Academic Health Science Centres Debate
Full Debate: Read Full DebateLord Kakkar
Main Page: Lord Kakkar (Crossbench - Life peer)Department Debates - View all Lord Kakkar's debates with the Department of Health and Social Care
(5 years, 5 months ago)
Grand CommitteeMy Lords, I also thank my noble friend Lord Butler of Brockwell for introducing this debate so thoughtfully. I declare my interest as chairman of University College London Partners, one of the designated AHSCs, and professor of surgery at University College London. As we have heard from the noble Lord, AHSCs were first designated some 10 years ago, following the review by the noble Lord, Lord Darzi of Denham, at the 60th anniversary of the NHS. Their clear purpose was to overcome the two translational gaps: the one between a discovery and establishing a therapy in man, and the one between that and ensuring it can be used more broadly across a relevant population. As we have also heard, there has been huge success in achieving the two objectives of overcoming translational gaps 1 and 2 with great effect on outcomes for individual patients, performance in broad health economies and opportunities for wealth creation in our country. It should be borne in mind that the life sciences represent, after financial services, the second most important part of our economy.
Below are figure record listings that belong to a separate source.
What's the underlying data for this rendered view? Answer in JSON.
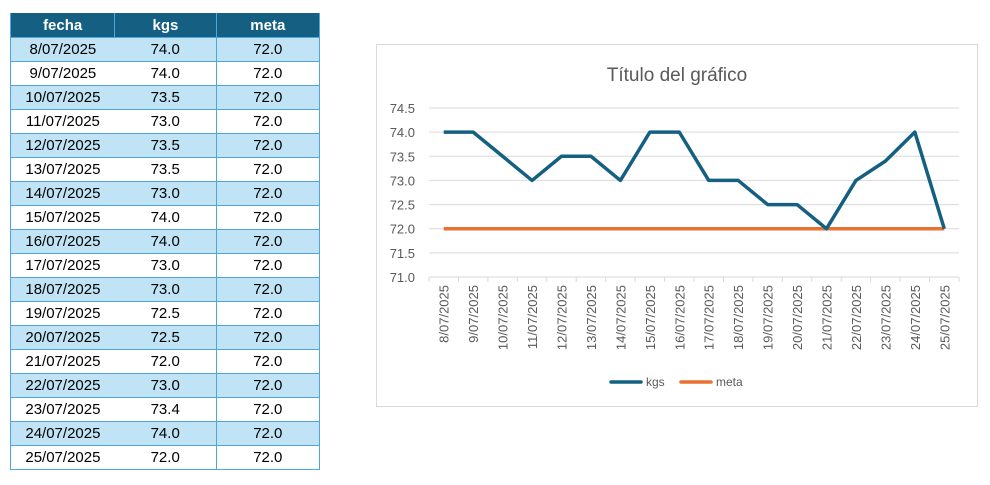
{
  "table": {
    "headers": [
      "fecha",
      "kgs",
      "meta"
    ],
    "rows": [
      [
        "8/07/2025",
        "74.0",
        "72.0"
      ],
      [
        "9/07/2025",
        "74.0",
        "72.0"
      ],
      [
        "10/07/2025",
        "73.5",
        "72.0"
      ],
      [
        "11/07/2025",
        "73.0",
        "72.0"
      ],
      [
        "12/07/2025",
        "73.5",
        "72.0"
      ],
      [
        "13/07/2025",
        "73.5",
        "72.0"
      ],
      [
        "14/07/2025",
        "73.0",
        "72.0"
      ],
      [
        "15/07/2025",
        "74.0",
        "72.0"
      ],
      [
        "16/07/2025",
        "74.0",
        "72.0"
      ],
      [
        "17/07/2025",
        "73.0",
        "72.0"
      ],
      [
        "18/07/2025",
        "73.0",
        "72.0"
      ],
      [
        "19/07/2025",
        "72.5",
        "72.0"
      ],
      [
        "20/07/2025",
        "72.5",
        "72.0"
      ],
      [
        "21/07/2025",
        "72.0",
        "72.0"
      ],
      [
        "22/07/2025",
        "73.0",
        "72.0"
      ],
      [
        "23/07/2025",
        "73.4",
        "72.0"
      ],
      [
        "24/07/2025",
        "74.0",
        "72.0"
      ],
      [
        "25/07/2025",
        "72.0",
        "72.0"
      ]
    ]
  },
  "chart_data": {
    "type": "line",
    "title": "Título del gráfico",
    "categories": [
      "8/07/2025",
      "9/07/2025",
      "10/07/2025",
      "11/07/2025",
      "12/07/2025",
      "13/07/2025",
      "14/07/2025",
      "15/07/2025",
      "16/07/2025",
      "17/07/2025",
      "18/07/2025",
      "19/07/2025",
      "20/07/2025",
      "21/07/2025",
      "22/07/2025",
      "23/07/2025",
      "24/07/2025",
      "25/07/2025"
    ],
    "series": [
      {
        "name": "kgs",
        "color": "#156082",
        "values": [
          74.0,
          74.0,
          73.5,
          73.0,
          73.5,
          73.5,
          73.0,
          74.0,
          74.0,
          73.0,
          73.0,
          72.5,
          72.5,
          72.0,
          73.0,
          73.4,
          74.0,
          72.0
        ]
      },
      {
        "name": "meta",
        "color": "#e97132",
        "values": [
          72,
          72,
          72,
          72,
          72,
          72,
          72,
          72,
          72,
          72,
          72,
          72,
          72,
          72,
          72,
          72,
          72,
          72
        ]
      }
    ],
    "ylim": [
      71.0,
      74.5
    ],
    "yticks": [
      "71.0",
      "71.5",
      "72.0",
      "72.5",
      "73.0",
      "73.5",
      "74.0",
      "74.5"
    ],
    "grid": true,
    "legend": "bottom"
  }
}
The nature and complexity of innovation and the broader questions attending health systems have changed over that 10-year period. We are faced with demographic change and important fiscal challenge and restraint in health economies. It is broadly accepted that the adoption of innovation is critical if health economies are to remain sustainable. Organisations such as academic health science centres therefore have a pivotal role. As we have heard, successive Governments have recognised not only the potential role of these centres, but the broader question of innovation in health economies through the creation of other designations, such as AHSNs, collaborations for applied research, biomedical research centres and so on. As we come to this third designation for academic health science centres, the question for Her Majesty’s Government is: what specific purpose do they see for AHSCs in the changed landscape for innovation in our health economies? Where do the AHSCs sit in terms of these other structures and designations, how are they to be co-ordinated, and how will we determine their success? We also have to try to understand whether the designation of academic health science centres in the future will be attended by contractual obligations, as we saw recently in the redesignation of the academic health science networks. To date, each of the AHSCs has been able to perform effectively, but driving its own agenda determined by its own local priorities and regional, national and global opportunities. Will that be the case in the future?
There remains also an outstanding question about how government and arm’s-length bodies in the NHS propose to facilitate the most important opportunity for academic health science centres: that is, their capacity to mobilise data across complex health economies and bring those to bear, not only on drug discovery but on changing the patterns and application of clinical care, development of the workforce, and of course the utilisation of vital resource most effectively. Do Her Majesty’s Government propose to deal with this particular question of mobilising the opportunity for health informatics in redesignation of academic health science centres? Finally, as we have heard, these designations come without any funding. Is it proposed that, at the time of redesignation, some funding is provided to the AHSCs?